Les huiles sèches de l'été : le match (Caudalie, Vichy, Monoprix)

Pour moi, été rime avec huile. Et j’ai beau en avoir déjà un tiroir plein, je continue à les collectionner. Et cette saison n’a pas fait exception. Il faut dire que toutes les marques se mettent à l’huile. Avec la BB Cream, c’est le nouveau segment en big expansion. Mes préférées ? Les huiles sèches. Trois nouveautés ont ainsi squatté mon rituel beauté depuis leur sortie. Petit banc d’essai.

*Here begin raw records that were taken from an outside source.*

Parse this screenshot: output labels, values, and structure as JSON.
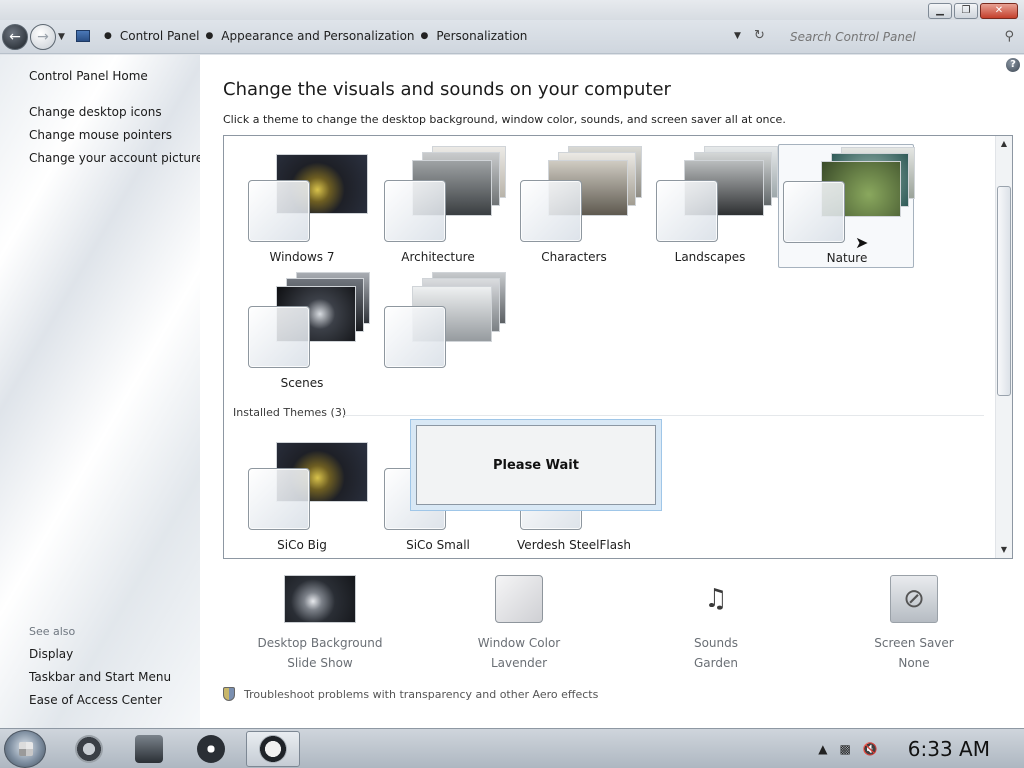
{
  "window": {
    "minimize_glyph": "▁",
    "maximize_glyph": "❐",
    "close_glyph": "✕"
  },
  "address": {
    "breadcrumbs": [
      "Control Panel",
      "Appearance and Personalization",
      "Personalization"
    ],
    "search_placeholder": "Search Control Panel"
  },
  "sidebar": {
    "home": "Control Panel Home",
    "links": [
      "Change desktop icons",
      "Change mouse pointers",
      "Change your account picture"
    ],
    "see_also_label": "See also",
    "see_also": [
      "Display",
      "Taskbar and Start Menu",
      "Ease of Access Center"
    ]
  },
  "main": {
    "title": "Change the visuals and sounds on your computer",
    "subtitle": "Click a theme to change the desktop background, window color, sounds, and screen saver all at once.",
    "help_glyph": "?",
    "aero_themes": [
      "Windows 7",
      "Architecture",
      "Characters",
      "Landscapes",
      "Nature",
      "Scenes",
      ""
    ],
    "selected_theme": "Nature",
    "installed_label": "Installed Themes (3)",
    "installed_themes": [
      "SiCo Big",
      "SiCo Small",
      "Verdesh SteelFlash"
    ],
    "dialog_text": "Please Wait"
  },
  "bottom": {
    "items": [
      {
        "label": "Desktop Background",
        "value": "Slide Show"
      },
      {
        "label": "Window Color",
        "value": "Lavender"
      },
      {
        "label": "Sounds",
        "value": "Garden"
      },
      {
        "label": "Screen Saver",
        "value": "None"
      }
    ],
    "troubleshoot": "Troubleshoot problems with transparency and other Aero effects"
  },
  "taskbar": {
    "clock": "6:33 AM"
  },
  "colors": {
    "accent_blue": "#9fc6e8",
    "window_color_lavender": "#d6d7db"
  }
}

Ma préférée : Huile Extraordinaire Nutriextra de Vichy

Souvent dans les huiles, il y a souvent un truc qui cloche : le fini n’est pas si sec, le parfum pas tout à fait comme on l’aime… Pas avec celle-ci, en tout cas pour moi.

Il y a quoi dedans : 9 huiles végétales précieuses (je n’ai pas trouvé lesquelles).

Son parfum : Je l’adore. C’est d’abord une grande bouffée de soleil avec des notes de monoï puis il évolue vers un sillage vanille caramel à croquer. Il est à la fois gourmand et estival. Le parfum est d’abord assez fort quand on vaporise puis il se fait léger et discret. On ne le sent quasi plus, juste de temps en temps quand on bouge, il se réveille et on peut se délecter de ce sillage ensoleillé. Je pense que certaines le trouveront d’ailleurs peut-être trop discret.

Sa texture : il s’agit d’une huile sèche, mais vraiment sèche. Elle pénètre super rapidement. On ne sent plus du tout qu’on a mis de l’huile après. Il y a un vrai toucher sec (ce qui n’est pas le cas dans toutes les huiles sèches). Sauf quand on en met trois tonnes évidemment où là on aura un petit côté huileux mais qui finira lui aussi par être absorbé. Le moins, c’est que certaines trouveront donc qu’il lui manque le petit côté glowy que laissent les huiles qui ne pénètrent pas rapidement. La peau est satinée mais très discrètement. Le bon côté c’est que ça veut aussi dire qu’il n’y a pas le côté collant.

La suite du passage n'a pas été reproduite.